This repo provides the code for reproducing the experiments in Sharpened Dynamic Pseudo Labeling for Complex Affects Analysis. Sharpened Dynamic Pseudo Labeling (SDFL) is a semi-supervised learning method that can be used for multi-label complex affects recognition, which could adaptively set thresholds during pseudo-labeling process.
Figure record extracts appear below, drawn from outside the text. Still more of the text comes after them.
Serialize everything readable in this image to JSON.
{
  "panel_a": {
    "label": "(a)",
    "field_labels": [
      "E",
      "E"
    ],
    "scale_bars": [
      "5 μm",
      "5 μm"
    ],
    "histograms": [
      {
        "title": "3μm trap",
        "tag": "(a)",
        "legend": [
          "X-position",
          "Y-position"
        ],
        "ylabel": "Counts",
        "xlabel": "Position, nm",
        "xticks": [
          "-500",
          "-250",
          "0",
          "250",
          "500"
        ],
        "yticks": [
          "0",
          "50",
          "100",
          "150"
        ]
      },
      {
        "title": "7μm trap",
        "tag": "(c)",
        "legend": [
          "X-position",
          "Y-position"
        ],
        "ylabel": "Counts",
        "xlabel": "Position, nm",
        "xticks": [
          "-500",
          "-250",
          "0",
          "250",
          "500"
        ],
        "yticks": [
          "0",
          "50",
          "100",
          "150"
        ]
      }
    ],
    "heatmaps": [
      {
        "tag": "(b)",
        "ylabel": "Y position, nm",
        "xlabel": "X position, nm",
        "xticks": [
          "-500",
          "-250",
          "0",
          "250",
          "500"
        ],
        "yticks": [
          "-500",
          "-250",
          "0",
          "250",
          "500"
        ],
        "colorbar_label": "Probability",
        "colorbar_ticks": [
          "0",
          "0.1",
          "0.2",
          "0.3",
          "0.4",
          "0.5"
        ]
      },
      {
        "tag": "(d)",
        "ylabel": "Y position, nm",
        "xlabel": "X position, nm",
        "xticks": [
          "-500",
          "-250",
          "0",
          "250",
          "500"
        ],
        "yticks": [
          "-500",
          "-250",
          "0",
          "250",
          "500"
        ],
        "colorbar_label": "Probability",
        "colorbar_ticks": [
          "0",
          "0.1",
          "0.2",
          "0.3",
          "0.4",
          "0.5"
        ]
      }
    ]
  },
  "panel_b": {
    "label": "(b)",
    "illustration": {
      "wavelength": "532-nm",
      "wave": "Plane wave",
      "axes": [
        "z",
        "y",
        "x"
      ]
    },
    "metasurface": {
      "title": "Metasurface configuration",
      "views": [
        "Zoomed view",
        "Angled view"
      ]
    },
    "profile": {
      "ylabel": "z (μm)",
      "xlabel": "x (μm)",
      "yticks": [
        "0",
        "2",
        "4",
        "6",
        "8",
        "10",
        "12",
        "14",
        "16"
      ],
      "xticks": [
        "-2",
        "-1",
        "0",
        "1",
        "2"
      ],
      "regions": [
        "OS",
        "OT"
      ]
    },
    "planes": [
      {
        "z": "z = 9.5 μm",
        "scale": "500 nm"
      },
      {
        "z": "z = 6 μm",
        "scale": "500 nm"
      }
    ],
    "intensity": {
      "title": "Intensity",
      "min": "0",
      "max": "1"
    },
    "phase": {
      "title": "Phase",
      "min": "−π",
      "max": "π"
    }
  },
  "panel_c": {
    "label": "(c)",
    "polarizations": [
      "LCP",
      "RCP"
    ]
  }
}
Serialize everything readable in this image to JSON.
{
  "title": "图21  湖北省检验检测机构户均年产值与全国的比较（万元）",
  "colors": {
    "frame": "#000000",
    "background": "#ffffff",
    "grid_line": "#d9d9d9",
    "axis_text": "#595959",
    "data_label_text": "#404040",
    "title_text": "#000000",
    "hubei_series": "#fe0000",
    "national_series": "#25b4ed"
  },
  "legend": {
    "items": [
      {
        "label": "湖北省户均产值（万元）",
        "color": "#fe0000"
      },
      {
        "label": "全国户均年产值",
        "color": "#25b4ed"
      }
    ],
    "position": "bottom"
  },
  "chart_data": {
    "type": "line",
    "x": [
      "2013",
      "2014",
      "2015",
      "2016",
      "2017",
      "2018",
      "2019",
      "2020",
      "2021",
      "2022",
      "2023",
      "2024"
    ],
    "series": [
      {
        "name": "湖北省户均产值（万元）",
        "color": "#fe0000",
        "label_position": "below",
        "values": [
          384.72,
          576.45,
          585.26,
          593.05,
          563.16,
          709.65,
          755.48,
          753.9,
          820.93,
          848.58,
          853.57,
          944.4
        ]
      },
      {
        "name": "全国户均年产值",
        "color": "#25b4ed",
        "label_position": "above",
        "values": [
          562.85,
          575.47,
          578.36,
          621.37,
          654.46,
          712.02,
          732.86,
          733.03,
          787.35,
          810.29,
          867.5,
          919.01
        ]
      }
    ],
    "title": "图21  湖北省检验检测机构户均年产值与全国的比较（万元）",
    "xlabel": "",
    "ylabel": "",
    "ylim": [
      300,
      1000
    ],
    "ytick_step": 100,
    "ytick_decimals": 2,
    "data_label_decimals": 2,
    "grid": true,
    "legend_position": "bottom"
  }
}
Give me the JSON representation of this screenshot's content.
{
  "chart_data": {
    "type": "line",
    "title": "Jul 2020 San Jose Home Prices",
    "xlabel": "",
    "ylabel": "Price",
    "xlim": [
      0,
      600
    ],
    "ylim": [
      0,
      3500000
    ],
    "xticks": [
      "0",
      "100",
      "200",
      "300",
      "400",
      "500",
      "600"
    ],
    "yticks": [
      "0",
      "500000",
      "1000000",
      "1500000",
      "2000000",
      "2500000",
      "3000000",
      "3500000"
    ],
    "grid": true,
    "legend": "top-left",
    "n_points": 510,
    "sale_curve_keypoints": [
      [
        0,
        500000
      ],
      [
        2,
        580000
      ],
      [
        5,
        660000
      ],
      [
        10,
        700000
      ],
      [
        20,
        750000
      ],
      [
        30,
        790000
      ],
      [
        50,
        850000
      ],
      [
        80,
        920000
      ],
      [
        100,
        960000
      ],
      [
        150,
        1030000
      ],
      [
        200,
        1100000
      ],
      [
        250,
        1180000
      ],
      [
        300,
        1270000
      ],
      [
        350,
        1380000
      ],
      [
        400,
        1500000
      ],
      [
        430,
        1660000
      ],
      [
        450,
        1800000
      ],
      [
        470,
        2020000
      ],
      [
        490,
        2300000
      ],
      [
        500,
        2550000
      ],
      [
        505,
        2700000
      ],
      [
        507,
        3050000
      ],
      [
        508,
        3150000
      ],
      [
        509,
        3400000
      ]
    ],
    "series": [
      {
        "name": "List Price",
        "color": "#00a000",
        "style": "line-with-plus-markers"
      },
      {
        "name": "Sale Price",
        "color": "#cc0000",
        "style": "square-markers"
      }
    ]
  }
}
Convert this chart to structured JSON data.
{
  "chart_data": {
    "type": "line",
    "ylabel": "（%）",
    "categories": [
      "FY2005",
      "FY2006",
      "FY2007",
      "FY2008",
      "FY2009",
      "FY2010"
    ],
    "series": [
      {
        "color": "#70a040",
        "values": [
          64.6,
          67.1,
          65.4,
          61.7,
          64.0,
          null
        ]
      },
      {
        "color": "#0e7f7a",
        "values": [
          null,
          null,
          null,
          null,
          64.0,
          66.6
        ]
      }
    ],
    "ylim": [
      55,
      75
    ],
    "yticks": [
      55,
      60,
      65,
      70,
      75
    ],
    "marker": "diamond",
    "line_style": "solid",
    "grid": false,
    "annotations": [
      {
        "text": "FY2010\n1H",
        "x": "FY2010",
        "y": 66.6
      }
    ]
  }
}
pip install sklearn transformers nltk torch datasets
We use SemEval-2018 Task 1 English dataset to evaluate our method. There is a built-in function to download the dataset automatically.
To train SDPL,
python bertweet.py \
--output_dir ./model/sdpl \
--do_train \
--do_eval \
--do_predict \
--sharpen \
--semi \
--num_train_epochs 30 \
--unlabel_num 5838 \
--threshold 0.95 \
--pseudo_start 15 \
--pos_certainty_threshold 0.01 \
--neg_certainty_threshold 0.01 \
To train UPS,
python bertweet.py \
--output_dir ./model/ups \
--do_train \
--do_eval \
--do_predict \
--onlyups \
--semi \
--num_train_epochs 20 \
--unlabel_num 5838 \
--threshold 0.95 \
--pseudo_start 10 \
--pos_certainty_threshold 0.01 \
--neg_certainty_threshold 0.01 \
To train vanilla pseudo labeling,
python bertweet.py \
--output_dir ./model/naivepl \
--do_train \
--do_eval \
--do_predict \
--onaivepl \
--semi \
--num_train_epochs 20 \
--unlabel_num 5838 \
--threshold 0.95 \
--pseudo_start 10 \
--pos_certainty_threshold 0.01 \
--neg_certainty_threshold 0.01 \
To train a fully-supervised learning model with limited data (for comparison),
python bertweet.py \
--output_dir ./model/supervise \
--do_train \
--do_eval \
--do_predict \
--num_train_epochs 20 \
--unlabel_num 5838 \
--threshold 0.95 \
--pseudo_start 10 \
--pos_certainty_threshold 0.01 \
--neg_certainty_threshold 0.01 \
For other changeable hyper-parameters, please see the argument parser part in codes.